Photo by Michael McCord

Earlier this year, Portsmouth-based DeStefano Architects reached a landmark achievement with the completion of its 100th downtown Portsmouth project. The redesign of the new upstairs bar of the popular Italian restaurant Ristorante Massimo marked 18 years of downtown projects small and large for the firm, which was founded in 1995 by architect Lisa DeStefano.

DeStefano, whose company (which also goes by the name D/A) has a balance of 50 percent commercial and 50 percent residential projects, is expanding into new markets in northern New England. D/A has 10 full-time employees with plans to grow to 16 after an in-house office expansion is completed.

Q. What do you remember about the first project in downtown Portsmouth?

A. I was on my own in 1995, and I was brought in to assist in tenant design for the interior of 100 Market Street, which was the first significant project in the revitalization of downtown Portsmouth. This five-story building was a game-changer because of how modern design could become part of the city and its historical roots.

The design and use of metals and glass captured the changing aesthetics of the city. It anchors the street as a building should with first floor energy in the commercial. There was a lot for the HDC (Historic District Commission) to wrap their arms around, but 100 Market Street showed new construction should complement and not be false reproduction of historical buildings around it.

Q. How much have you been inspired by your personal sense of the history and heritage in downtown Portsmouth?

A. My great-grandparents moved from Italy to the North End. I lived on High Street until I was 5, and I’m happy that our office is on High Street. All of the DeStefanos lived in the North End, and it was a very close-knit community in the post-World War II era, but it was also an urban renewal area.

This was an example of paving paradise and putting up a parking lot -- a big parking lot to go with the ugly wave of commercial buildings. I love the downtown area, and it’s where my husband and I live.
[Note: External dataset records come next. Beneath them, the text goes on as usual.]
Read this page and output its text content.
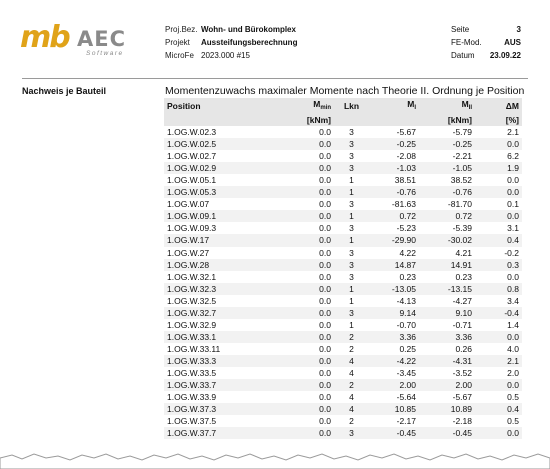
mb AEC
Software
Proj.Bez. Wohn- und Bürokomplex
Projekt	Aussteifungsberechnung
MicroFe 2023.000 #15
Seite	3
FE-Mod.	AUS
Datum 23.09.22
Nachweis je Bauteil	Momentenzuwachs maximaler Momente nach Theorie II. Ordnung je Position
Position	$M_{min}$	Lkn	$M_I$	$M_{II}$	ΔM
	[kNm]			[kNm]	[%]
1.OG.W.02.3	0.0	3	-5.67	-5.79	2.1
1.OG.W.02.5	0.0	3	-0.25	-0.25	0.0
1.OG.W.02.7	0.0	3	-2.08	-2.21	6.2
1.OG.W.02.9	0.0	3	-1.03	-1.05	1.9
1.OG.W.05.1	0.0	1	38.51	38.52	0.0
1.OG.W.05.3	0.0	1	-0.76	-0.76	0.0
1.OG.W.07	0.0	3	-81.63	-81.70	0.1
1.OG.W.09.1	0.0	1	0.72	0.72	0.0
1.OG.W.09.3	0.0	3	-5.23	-5.39	3.1
1.OG.W.17	0.0	1	-29.90	-30.02	0.4
1.OG.W.27	0.0	3	4.22	4.21	-0.2
1.OG.W.28	0.0	3	14.87	14.91	0.3
1.OG.W.32.1	0.0	3	0.23	0.23	0.0
1.OG.W.32.3	0.0	1	-13.05	-13.15	0.8
1.OG.W.32.5	0.0	1	-4.13	-4.27	3.4
1.OG.W.32.7	0.0	3	9.14	9.10	-0.4
1.OG.W.32.9	0.0	1	-0.70	-0.71	1.4
1.OG.W.33.1	0.0	2	3.36	3.36	0.0
1.OG.W.33.11	0.0	2	0.25	0.26	4.0
1.OG.W.33.3	0.0	4	-4.22	-4.31	2.1
1.OG.W.33.5	0.0	4	-3.45	-3.52	2.0
1.OG.W.33.7	0.0	2	2.00	2.00	0.0
1.OG.W.33.9	0.0	4	-5.64	-5.67	0.5
1.OG.W.37.3	0.0	4	10.85	10.89	0.4
1.OG.W.37.5	0.0	2	-2.17	-2.18	0.5
1.OG.W.37.7	0.0	3	-0.45	-0.45	0.0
Q. How has Portsmouth’s downtown evolved since you started the firm?

A. Beginning in 1995 with the northern tier study, we have seen the transition to an era of growth and development and infrastructure development. With the Portwalk project, we are dealing a new start. It’s bringing buildings to the street, and we know not everyone is happy with the types and sizes of the buildings, but if you walk down Hanover Street it’s become a better pedestrian experience.

We were part of the projects with the Hilton Garden Inn, on Deer Street and Porter Street, the Portsmouth Gaslight (on Market Street), the Haymarket condominiums at the corner of State and Middle streets, and the recent renovation of the old Portsmouth Herald building on Maplewood Avenue.

Q. How is the firm changing?

A. I’ve had the good fortune to have a really great staff that supports each other. But I saw we also needed a plan for growth. We brought in Adam Wagner, who has degrees in architecture and business, to be the director of operations. With Adam, we have added health care and multi-family residential projects and expanded our geographical reach into new areas such as Vermont and northern Maine. We now have the outreach to serve those clients.

I am able to focus more on certain projects and being more involved with mentoring and strategic growth. We enjoy working together and doing the fun stuff together, like sponsoring the New Hampshire Film Festival or having a bowling event to benefit Habitat for Humanity. It naturally reinforces our connection and commitment to downtown Portsmouth and the area.